Another difficulty for Nellie when she was working away from Dublin was accommodation. The ‘big houses', owned almost exclusively by Nellie's own class, would never take boarders, so she was obliged to take accommodation in cottages, varying from the very comfortable to the cold and damp. She and her fellow instructors had been warned in their training how to test for a damp bed: on their first night in a bed, in which there was usually placed an earthenware hot-water bottle, they were to insert a mirror between the sheets. If the mirror became misted, the bedclothes were dangerously damp. Nellie solved one such situation by spreading the bedclothes out to dry at the fire and sleeping in a bare but dry bed, wrapped in her warm dressing gown. One cottager with whom she stayed economised (as most of them did) by using dripping instead of butter on the bread. The dog in the house thrived gratefully on the ‘drippinged' bread that Nellie slipped to him.
[12]

Such discomforts she took in her stride, considering her sheltered upbringing. She has left behind an indication of her affection for these Irish country folk in both a fairly excruciating poem, technically speaking (though full of warmth), and a very beautiful and moving short story. It was a love story on both sides for rural Ireland and Nellie Gifford. The country people were reincarnations of her beloved nurse, Bridget Hamill, and she had no difficulty in loving them. She played her violin for their set dances in the evenings, and we get a marvellous glimpse of her ‘goings on
' from Patrick Galligan, Thomastown, Kilbeg, County Meath, interviewed in his own home on 12 November 1970, when he was seventy-four years of age:

There's a bit of history attached to this house that I live in. It was built for a man called Denis Creevan and was finished around 1904 or 1905. There was a cookery class started in the parish, cookery and domestic economy and all to this. The lady that was sent to us was a Miss Gifford and she turned out in later years to be [a sister of] the lady that was the maid, the bride and the widow the one day. She was married to the 1916 leader [Joseph] Thomas [
sic
] Plunkett.

Well, she left this house and went to lodge above in Dunne's of Marvelstown. The reason that she had come to this house was that it was hard to get any place to stop at the time. She was stopping in Kells, I suppose. Father Clavin was after coming here and he was anxious to get some place for her so he got on to the Creevans to know if they could keep her. Julia Creevan stopped with her and she slept above here in this room. But anyway she left because Paddy Creevan was reported for keeping lodgers in a county council cottage.

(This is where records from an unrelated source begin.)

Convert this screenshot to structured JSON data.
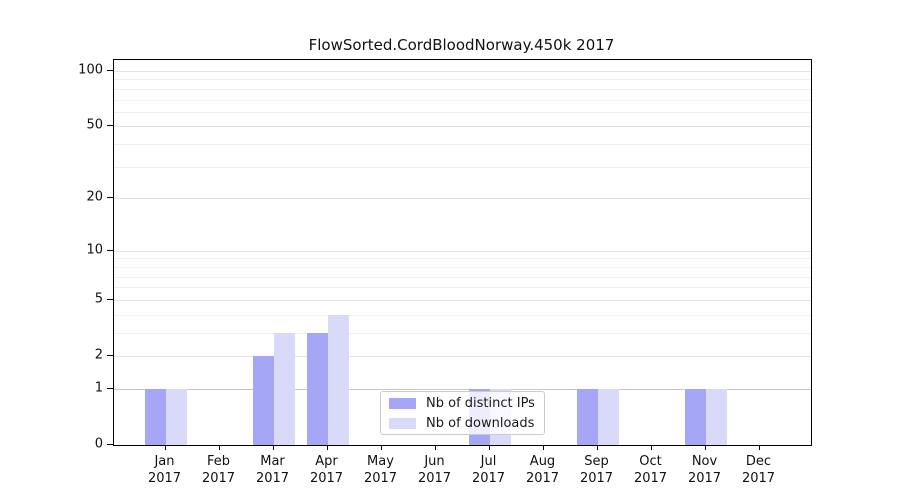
{
  "chart_data": {
    "type": "bar",
    "title": "FlowSorted.CordBloodNorway.450k 2017",
    "scale": "log1p",
    "grid": "horizontal",
    "legend_position": "lower-center",
    "categories": [
      "Jan",
      "Feb",
      "Mar",
      "Apr",
      "May",
      "Jun",
      "Jul",
      "Aug",
      "Sep",
      "Oct",
      "Nov",
      "Dec"
    ],
    "year_label": "2017",
    "series": [
      {
        "name": "Nb of distinct IPs",
        "color": "#a5a6f5",
        "values": [
          1,
          0,
          2,
          3,
          0,
          0,
          1,
          0,
          1,
          0,
          1,
          0
        ]
      },
      {
        "name": "Nb of downloads",
        "color": "#d9daf9",
        "values": [
          1,
          0,
          3,
          4,
          0,
          0,
          1,
          0,
          1,
          0,
          1,
          0
        ]
      }
    ],
    "yticks": [
      0,
      1,
      2,
      5,
      10,
      20,
      50,
      100
    ],
    "minor_gridlines": [
      3,
      4,
      6,
      7,
      8,
      9,
      30,
      40,
      60,
      70,
      80,
      90
    ],
    "ylim": [
      0,
      115
    ],
    "colors": {
      "grid_major": "#e4e4e4",
      "grid_minor": "#f0f0f0",
      "grid_unit": "#c8c8c8",
      "axis": "#000000",
      "text": "#111111"
    }
  }
}
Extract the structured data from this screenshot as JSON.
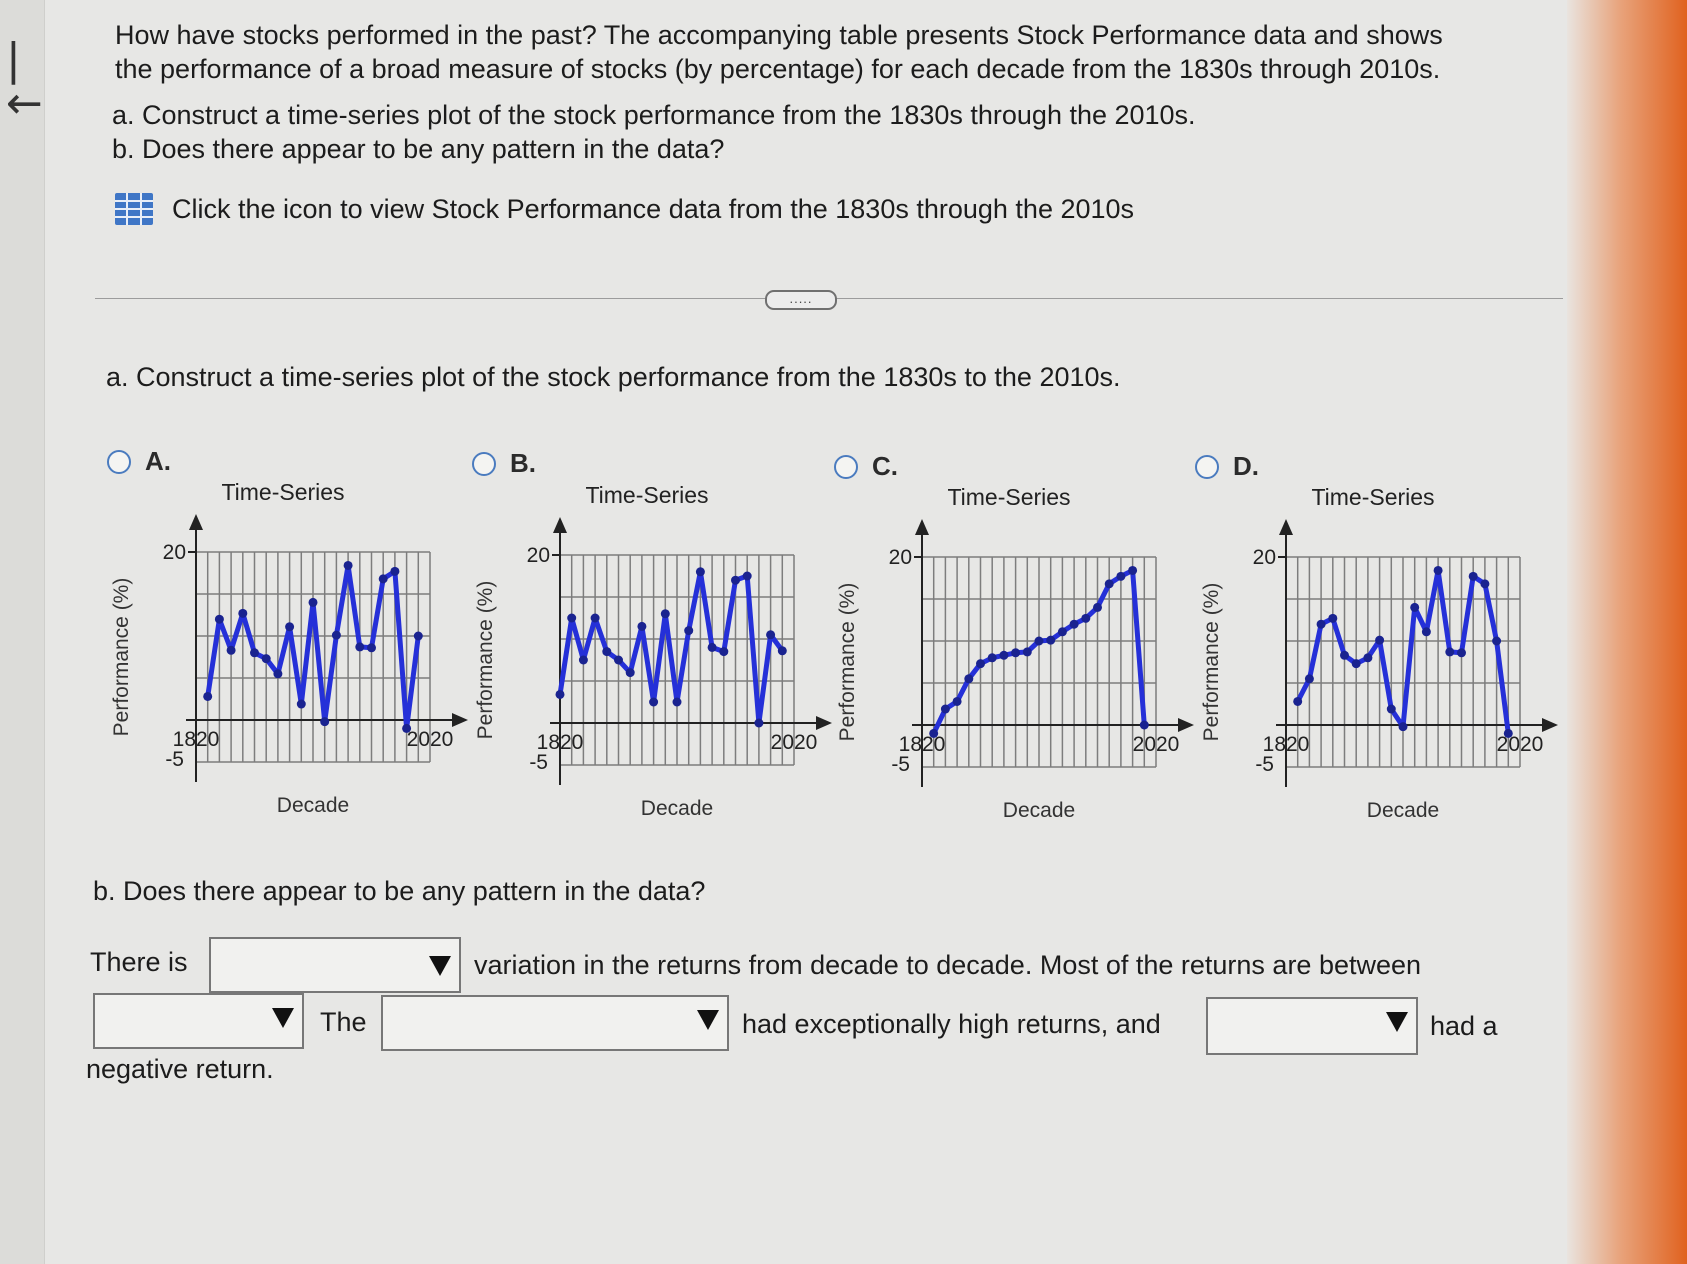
{
  "nav": {
    "back_icon": "first-page-arrow-icon",
    "back_glyph": "|←"
  },
  "question": {
    "line1": "How have stocks performed in the past? The accompanying table presents Stock Performance data and shows",
    "line2": "the performance of a broad measure of stocks (by percentage) for each decade from the 1830s through 2010s.",
    "part_a": "a. Construct a time-series plot of the stock performance from the 1830s through the 2010s.",
    "part_b": "b. Does there appear to be any pattern in the data?",
    "data_link": "Click the icon to view Stock Performance data from the 1830s through the 2010s",
    "data_icon": "table-grid-icon",
    "expand_label": "....."
  },
  "part_a": {
    "prompt": "a. Construct a time-series plot of the stock performance from the 1830s to the 2010s.",
    "options": [
      {
        "letter": "A."
      },
      {
        "letter": "B."
      },
      {
        "letter": "C."
      },
      {
        "letter": "D."
      }
    ]
  },
  "chart_data": [
    {
      "type": "line",
      "title": "Time-Series",
      "xlabel": "Decade",
      "ylabel": "Performance (%)",
      "x_ticks": [
        "1820",
        "2020"
      ],
      "y_ticks": [
        "20",
        "-5"
      ],
      "xlim": [
        1820,
        2020
      ],
      "ylim": [
        -5,
        20
      ],
      "grid": true,
      "x": [
        1830,
        1840,
        1850,
        1860,
        1870,
        1880,
        1890,
        1900,
        1910,
        1920,
        1930,
        1940,
        1950,
        1960,
        1970,
        1980,
        1990,
        2000,
        2010
      ],
      "values": [
        2.8,
        12.0,
        8.3,
        12.7,
        8.0,
        7.3,
        5.5,
        11.1,
        1.9,
        14.0,
        -0.2,
        10.1,
        18.4,
        8.7,
        8.6,
        16.8,
        17.7,
        -1.0,
        10.0
      ]
    },
    {
      "type": "line",
      "title": "Time-Series",
      "xlabel": "Decade",
      "ylabel": "Performance (%)",
      "x_ticks": [
        "1820",
        "2020"
      ],
      "y_ticks": [
        "20",
        "-5"
      ],
      "xlim": [
        1820,
        2020
      ],
      "ylim": [
        -5,
        20
      ],
      "grid": true,
      "x": [
        1820,
        1830,
        1840,
        1850,
        1860,
        1870,
        1880,
        1890,
        1900,
        1910,
        1920,
        1930,
        1940,
        1950,
        1960,
        1970,
        1980,
        1990,
        2000,
        2010
      ],
      "values": [
        3.4,
        12.5,
        7.5,
        12.5,
        8.5,
        7.5,
        6.0,
        11.5,
        2.5,
        13.0,
        2.5,
        11.0,
        18.0,
        9.0,
        8.5,
        17.0,
        17.5,
        0.0,
        10.5,
        8.6
      ]
    },
    {
      "type": "line",
      "title": "Time-Series",
      "xlabel": "Decade",
      "ylabel": "Performance (%)",
      "x_ticks": [
        "1820",
        "2020"
      ],
      "y_ticks": [
        "20",
        "-5"
      ],
      "xlim": [
        1820,
        2020
      ],
      "ylim": [
        -5,
        20
      ],
      "grid": true,
      "x": [
        1830,
        1840,
        1850,
        1860,
        1870,
        1880,
        1890,
        1900,
        1910,
        1920,
        1930,
        1940,
        1950,
        1960,
        1970,
        1980,
        1990,
        2000,
        2010
      ],
      "values": [
        -1.0,
        1.9,
        2.8,
        5.5,
        7.3,
        8.0,
        8.3,
        8.6,
        8.7,
        10.0,
        10.1,
        11.1,
        12.0,
        12.7,
        14.0,
        16.8,
        17.7,
        18.4,
        0.0
      ]
    },
    {
      "type": "line",
      "title": "Time-Series",
      "xlabel": "Decade",
      "ylabel": "Performance (%)",
      "x_ticks": [
        "1820",
        "2020"
      ],
      "y_ticks": [
        "20",
        "-5"
      ],
      "xlim": [
        1820,
        2020
      ],
      "ylim": [
        -5,
        20
      ],
      "grid": true,
      "x": [
        1830,
        1840,
        1850,
        1860,
        1870,
        1880,
        1890,
        1900,
        1910,
        1920,
        1930,
        1940,
        1950,
        1960,
        1970,
        1980,
        1990,
        2000,
        2010
      ],
      "values": [
        2.8,
        5.5,
        12.0,
        12.7,
        8.3,
        7.3,
        8.0,
        10.1,
        1.9,
        -0.2,
        14.0,
        11.1,
        18.4,
        8.7,
        8.6,
        17.7,
        16.8,
        10.0,
        -1.0
      ]
    }
  ],
  "part_b": {
    "prompt": "b. Does there appear to be any pattern in the data?",
    "there_is": "There is",
    "variation": "variation in the returns from decade to decade. Most of the returns are between",
    "the": "The",
    "high": "had exceptionally high returns, and",
    "had_a": "had a",
    "negative": "negative return.",
    "dropdowns": [
      {
        "value": ""
      },
      {
        "value": ""
      },
      {
        "value": ""
      },
      {
        "value": ""
      }
    ]
  }
}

She remained in Dunne's for some time. But she was a grand person. I remember her well, I used to be a young fellow there doing jobs in the evening for Mrs Dunne and getting my dinner into that. But, anyway, there was nothing for her only Irish tradition, all about Ireland. One thing she longed for turned out to be the cause of her misfortune here, and got her out of the parish. She wanted to see an Irish wake.